- The Washington Times - Monday, September 24, 2007

Ring tones meet YouTube.

That”s how Bryan Antler and Scott Garber describe FriendTones, a new application that lets users create ring tones for their cell phones, send them to friends’ phones and upload them to a public library of free ring tones.

The pair, both recent graduates of the University of Virginia’s McIntire School of Commerce, have so much confidence in their product — which debuted last week as a Facebook application — that they have personally invested thousands of dollars. Mr. Antler even quit his job at Marriott International.

“The cell phones that are out there can do so much more,” said Mr. Antler, 24. “Consumers want to be able to do more. And they don’t want to pay for it.”

Mr. Antler said he came up with the idea for FriendTones about a month ago after realizing that there hasn’t been any widespread development in mobile ring tone technology other than the ability for cell-phone users to purchase song clips and record their own ring tones with their handsets. He later brought Mr. Garber, 22, on board as an investor. Along with some friends, they have invested about $50,000 in the venture.

While the concept of free ring tones isn’t entirely new — other Facebook applications and Web sites give users access to free ring tones — Mr. Antler said FriendTones has more features, is easier to use and has a better business plan.

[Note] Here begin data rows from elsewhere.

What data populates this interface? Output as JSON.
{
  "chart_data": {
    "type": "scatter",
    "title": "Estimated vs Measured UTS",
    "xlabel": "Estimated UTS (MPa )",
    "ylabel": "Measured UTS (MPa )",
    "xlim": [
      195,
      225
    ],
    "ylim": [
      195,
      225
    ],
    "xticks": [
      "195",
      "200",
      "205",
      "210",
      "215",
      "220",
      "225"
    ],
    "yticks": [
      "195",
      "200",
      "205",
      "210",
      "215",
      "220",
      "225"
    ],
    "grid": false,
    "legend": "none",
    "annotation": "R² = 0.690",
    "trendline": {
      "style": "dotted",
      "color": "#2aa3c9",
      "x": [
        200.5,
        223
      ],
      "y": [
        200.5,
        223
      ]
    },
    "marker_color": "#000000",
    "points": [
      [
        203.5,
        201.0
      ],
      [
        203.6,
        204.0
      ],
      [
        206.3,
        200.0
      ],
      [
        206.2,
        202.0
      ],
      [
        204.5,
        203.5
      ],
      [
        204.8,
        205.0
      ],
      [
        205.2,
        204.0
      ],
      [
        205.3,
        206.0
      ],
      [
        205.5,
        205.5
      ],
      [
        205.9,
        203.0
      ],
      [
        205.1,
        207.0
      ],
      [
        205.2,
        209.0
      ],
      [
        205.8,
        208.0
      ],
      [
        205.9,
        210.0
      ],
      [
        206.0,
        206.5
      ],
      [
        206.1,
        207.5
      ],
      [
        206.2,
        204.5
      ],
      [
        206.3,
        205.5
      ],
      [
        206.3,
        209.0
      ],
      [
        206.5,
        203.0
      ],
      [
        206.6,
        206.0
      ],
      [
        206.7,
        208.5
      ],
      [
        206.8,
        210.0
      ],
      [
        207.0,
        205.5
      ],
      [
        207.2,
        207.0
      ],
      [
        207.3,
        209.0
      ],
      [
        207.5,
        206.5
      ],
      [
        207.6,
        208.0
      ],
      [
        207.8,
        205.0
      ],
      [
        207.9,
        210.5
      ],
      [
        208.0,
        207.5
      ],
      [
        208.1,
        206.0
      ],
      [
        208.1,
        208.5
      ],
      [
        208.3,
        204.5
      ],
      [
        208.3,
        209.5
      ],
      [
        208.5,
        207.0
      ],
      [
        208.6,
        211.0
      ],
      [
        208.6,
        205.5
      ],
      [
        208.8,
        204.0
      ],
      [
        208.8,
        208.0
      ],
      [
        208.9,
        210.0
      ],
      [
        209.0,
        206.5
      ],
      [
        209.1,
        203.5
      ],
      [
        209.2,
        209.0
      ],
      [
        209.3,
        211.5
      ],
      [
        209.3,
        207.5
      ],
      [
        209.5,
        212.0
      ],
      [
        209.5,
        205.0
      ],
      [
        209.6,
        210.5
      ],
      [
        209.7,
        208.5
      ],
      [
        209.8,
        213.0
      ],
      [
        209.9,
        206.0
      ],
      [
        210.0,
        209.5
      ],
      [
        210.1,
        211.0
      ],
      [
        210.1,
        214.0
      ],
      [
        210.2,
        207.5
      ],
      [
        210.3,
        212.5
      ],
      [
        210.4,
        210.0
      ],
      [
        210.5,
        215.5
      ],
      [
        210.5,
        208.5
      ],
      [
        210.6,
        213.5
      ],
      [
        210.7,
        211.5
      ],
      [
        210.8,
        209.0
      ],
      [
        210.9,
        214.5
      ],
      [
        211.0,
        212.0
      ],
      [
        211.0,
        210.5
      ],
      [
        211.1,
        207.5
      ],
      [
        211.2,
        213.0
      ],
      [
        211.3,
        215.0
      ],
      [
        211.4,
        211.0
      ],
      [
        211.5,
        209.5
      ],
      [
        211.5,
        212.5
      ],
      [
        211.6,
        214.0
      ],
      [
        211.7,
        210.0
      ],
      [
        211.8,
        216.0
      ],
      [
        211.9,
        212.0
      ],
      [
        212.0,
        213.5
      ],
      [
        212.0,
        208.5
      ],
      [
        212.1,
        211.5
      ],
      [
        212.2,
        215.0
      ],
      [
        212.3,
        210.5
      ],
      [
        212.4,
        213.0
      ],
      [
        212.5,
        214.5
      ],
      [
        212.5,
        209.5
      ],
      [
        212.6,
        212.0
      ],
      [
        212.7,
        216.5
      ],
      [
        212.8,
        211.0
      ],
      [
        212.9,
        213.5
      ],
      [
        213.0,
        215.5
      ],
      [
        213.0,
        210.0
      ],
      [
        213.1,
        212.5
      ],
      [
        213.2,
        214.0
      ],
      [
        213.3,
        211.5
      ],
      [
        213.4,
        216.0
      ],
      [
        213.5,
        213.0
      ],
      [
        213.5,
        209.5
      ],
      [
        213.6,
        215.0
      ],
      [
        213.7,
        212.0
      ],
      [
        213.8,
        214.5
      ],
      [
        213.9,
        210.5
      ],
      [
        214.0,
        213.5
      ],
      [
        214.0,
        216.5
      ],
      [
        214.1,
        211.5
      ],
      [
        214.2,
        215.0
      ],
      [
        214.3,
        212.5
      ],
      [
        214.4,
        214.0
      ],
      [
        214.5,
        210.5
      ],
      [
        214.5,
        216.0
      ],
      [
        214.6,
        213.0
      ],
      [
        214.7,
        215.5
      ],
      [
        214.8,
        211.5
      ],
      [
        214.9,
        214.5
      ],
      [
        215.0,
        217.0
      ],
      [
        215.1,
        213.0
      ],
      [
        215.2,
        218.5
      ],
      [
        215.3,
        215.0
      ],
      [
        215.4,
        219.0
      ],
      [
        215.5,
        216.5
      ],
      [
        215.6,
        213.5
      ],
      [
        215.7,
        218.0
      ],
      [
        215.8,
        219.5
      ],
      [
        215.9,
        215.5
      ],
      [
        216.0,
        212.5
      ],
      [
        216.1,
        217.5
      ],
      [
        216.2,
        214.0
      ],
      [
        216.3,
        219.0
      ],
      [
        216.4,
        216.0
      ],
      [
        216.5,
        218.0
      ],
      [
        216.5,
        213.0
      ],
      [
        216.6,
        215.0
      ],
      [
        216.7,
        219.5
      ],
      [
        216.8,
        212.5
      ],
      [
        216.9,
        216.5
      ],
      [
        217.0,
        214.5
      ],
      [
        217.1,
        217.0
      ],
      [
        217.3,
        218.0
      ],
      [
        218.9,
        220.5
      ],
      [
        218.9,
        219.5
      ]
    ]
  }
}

Phonezoo.com lets users create and upload free ring tones, but Mr. Antler said its stand-alone Web site without an established user base is a “barrier to entry.”

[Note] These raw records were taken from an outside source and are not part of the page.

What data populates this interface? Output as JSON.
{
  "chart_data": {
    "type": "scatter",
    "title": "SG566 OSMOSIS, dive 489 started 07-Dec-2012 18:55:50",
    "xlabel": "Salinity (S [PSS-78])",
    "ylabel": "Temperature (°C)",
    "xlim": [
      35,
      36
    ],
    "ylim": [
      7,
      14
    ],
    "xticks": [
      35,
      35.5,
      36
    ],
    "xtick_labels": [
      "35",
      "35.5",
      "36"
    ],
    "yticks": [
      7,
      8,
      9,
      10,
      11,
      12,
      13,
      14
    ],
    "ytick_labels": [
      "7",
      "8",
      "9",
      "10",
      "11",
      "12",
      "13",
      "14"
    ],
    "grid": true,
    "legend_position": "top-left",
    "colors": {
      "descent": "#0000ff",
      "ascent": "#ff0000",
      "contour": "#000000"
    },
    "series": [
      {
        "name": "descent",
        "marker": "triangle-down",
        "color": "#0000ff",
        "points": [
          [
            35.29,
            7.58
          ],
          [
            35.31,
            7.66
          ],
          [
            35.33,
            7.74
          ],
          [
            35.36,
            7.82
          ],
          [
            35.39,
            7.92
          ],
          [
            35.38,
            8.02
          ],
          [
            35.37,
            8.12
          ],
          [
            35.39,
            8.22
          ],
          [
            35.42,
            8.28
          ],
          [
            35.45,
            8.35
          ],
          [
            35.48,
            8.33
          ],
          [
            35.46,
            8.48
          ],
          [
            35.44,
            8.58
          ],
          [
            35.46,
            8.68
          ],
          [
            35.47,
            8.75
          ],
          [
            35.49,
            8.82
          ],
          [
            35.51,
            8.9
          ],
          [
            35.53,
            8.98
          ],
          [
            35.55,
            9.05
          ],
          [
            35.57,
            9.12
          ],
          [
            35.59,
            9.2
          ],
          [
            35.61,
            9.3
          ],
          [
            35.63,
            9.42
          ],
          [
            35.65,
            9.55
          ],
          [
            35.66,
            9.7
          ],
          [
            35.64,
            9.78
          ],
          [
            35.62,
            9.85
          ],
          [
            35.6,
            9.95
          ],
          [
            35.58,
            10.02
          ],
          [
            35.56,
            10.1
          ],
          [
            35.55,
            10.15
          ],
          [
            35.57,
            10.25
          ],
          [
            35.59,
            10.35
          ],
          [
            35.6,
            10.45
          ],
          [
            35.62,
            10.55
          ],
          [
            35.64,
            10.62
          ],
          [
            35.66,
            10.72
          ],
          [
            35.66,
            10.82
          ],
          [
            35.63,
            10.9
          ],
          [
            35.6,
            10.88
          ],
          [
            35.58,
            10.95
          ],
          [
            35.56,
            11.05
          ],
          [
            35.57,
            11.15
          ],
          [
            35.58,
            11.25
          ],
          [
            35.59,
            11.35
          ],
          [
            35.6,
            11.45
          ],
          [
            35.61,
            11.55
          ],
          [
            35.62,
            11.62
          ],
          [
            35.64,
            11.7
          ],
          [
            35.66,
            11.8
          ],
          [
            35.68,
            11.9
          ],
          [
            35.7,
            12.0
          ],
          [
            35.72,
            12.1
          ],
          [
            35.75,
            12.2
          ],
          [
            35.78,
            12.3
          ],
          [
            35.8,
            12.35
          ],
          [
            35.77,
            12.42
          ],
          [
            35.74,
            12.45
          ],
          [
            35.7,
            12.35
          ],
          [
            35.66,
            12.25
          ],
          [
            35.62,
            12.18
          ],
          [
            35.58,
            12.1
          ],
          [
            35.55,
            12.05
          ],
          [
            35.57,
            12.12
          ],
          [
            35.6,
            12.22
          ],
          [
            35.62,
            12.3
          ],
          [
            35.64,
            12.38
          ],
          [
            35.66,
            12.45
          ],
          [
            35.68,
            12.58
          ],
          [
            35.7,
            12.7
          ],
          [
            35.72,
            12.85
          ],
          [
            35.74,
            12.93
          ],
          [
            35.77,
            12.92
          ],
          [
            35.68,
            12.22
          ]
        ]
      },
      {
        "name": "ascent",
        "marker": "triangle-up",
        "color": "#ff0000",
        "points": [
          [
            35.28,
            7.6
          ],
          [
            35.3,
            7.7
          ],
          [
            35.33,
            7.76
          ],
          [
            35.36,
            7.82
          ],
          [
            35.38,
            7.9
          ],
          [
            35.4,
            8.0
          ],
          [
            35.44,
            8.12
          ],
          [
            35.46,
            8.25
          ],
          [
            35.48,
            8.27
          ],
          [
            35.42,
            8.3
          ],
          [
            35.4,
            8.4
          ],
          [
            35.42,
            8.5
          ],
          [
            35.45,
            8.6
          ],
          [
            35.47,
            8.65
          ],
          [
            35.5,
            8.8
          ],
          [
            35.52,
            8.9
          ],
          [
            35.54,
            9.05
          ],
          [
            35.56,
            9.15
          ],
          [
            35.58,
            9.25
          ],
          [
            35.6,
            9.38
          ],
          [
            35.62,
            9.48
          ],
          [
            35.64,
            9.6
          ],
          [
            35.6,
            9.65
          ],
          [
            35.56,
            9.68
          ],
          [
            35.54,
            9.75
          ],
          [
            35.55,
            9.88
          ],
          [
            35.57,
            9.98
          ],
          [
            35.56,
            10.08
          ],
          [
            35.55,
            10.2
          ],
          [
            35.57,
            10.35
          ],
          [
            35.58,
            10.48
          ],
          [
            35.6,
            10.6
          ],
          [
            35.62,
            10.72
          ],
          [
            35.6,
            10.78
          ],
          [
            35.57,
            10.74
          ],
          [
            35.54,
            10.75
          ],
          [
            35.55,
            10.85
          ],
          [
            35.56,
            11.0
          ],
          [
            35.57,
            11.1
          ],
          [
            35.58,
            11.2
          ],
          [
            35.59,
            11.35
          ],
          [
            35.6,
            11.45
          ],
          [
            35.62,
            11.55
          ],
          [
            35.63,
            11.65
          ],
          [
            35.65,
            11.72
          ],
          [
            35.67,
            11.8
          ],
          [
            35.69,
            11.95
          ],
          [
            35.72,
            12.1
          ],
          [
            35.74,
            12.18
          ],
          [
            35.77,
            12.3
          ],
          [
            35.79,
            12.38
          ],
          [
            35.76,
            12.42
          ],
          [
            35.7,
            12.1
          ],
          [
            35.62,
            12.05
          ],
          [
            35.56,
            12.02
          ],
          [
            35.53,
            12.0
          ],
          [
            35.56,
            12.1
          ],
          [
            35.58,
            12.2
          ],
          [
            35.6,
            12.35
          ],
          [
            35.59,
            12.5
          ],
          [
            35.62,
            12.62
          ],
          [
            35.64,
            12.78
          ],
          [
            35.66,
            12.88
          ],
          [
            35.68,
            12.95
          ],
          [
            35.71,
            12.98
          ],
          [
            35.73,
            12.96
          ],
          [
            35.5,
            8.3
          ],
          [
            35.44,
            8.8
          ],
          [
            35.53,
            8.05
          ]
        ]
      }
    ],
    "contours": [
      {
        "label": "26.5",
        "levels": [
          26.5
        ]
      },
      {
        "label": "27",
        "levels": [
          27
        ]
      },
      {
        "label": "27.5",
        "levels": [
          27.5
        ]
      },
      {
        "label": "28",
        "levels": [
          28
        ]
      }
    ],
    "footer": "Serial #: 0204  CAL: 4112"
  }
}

Likewise, a Facebook application called MyxerTones requires users to sign up for an account.

“It’s 2007; no one wants to do that anymore,” Mr. Antler said.

With FriendTones, users turn their audio clips into ring tones using sound-editing software. They have the option of uploading those ring tones into a public ring-tone library where they can comment on and rate other users’ ring tones. But the real innovation, says Mr. Antler, is a function that allows FriendTone users to send a free ring tone to a friend”s mobile phone.

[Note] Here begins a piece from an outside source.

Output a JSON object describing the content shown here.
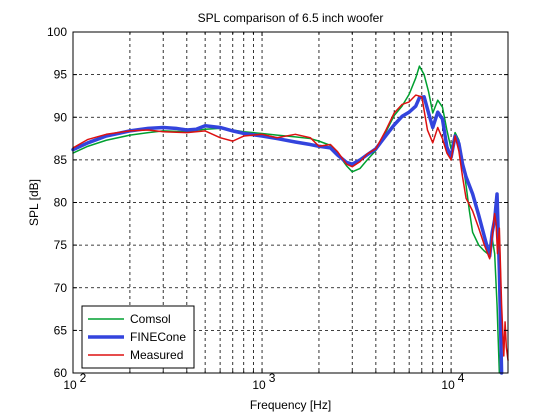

“No one else is doing that,” Mr. Antler said, demonstrating the software with his cell phone. He enters his phone number, and several seconds later, an automatically generated text message informs him that his phone has received the new tune.

Mr. Antler and Mr. Garber are the latest examples of aspiring entrepreneurs hoping to piggyback off the popularity of Facebook — which has more than 40 million active users — to vault their company to financial success. Nearly 4,000 programs popped up on Facebook after the site started letting users create their own software applications for free in May.

Mr. Antler and Mr. Garber have retained a lawyer to advise them on intellectual-property issues. They have also lined up several venture capitalists, Mr. Antler said.

The two are confident they can cash in with banner advertising on their Facebook application as well as mobile ads embedded in the text messages accompanying ring tones. In addition, Mr. Antler predicted partnerships with bands seeking promotion or even news outlets.

“Every morning, your ring tone doesn”t have to be the same,” he said. “It’s a brave new world, and it”s all happening.”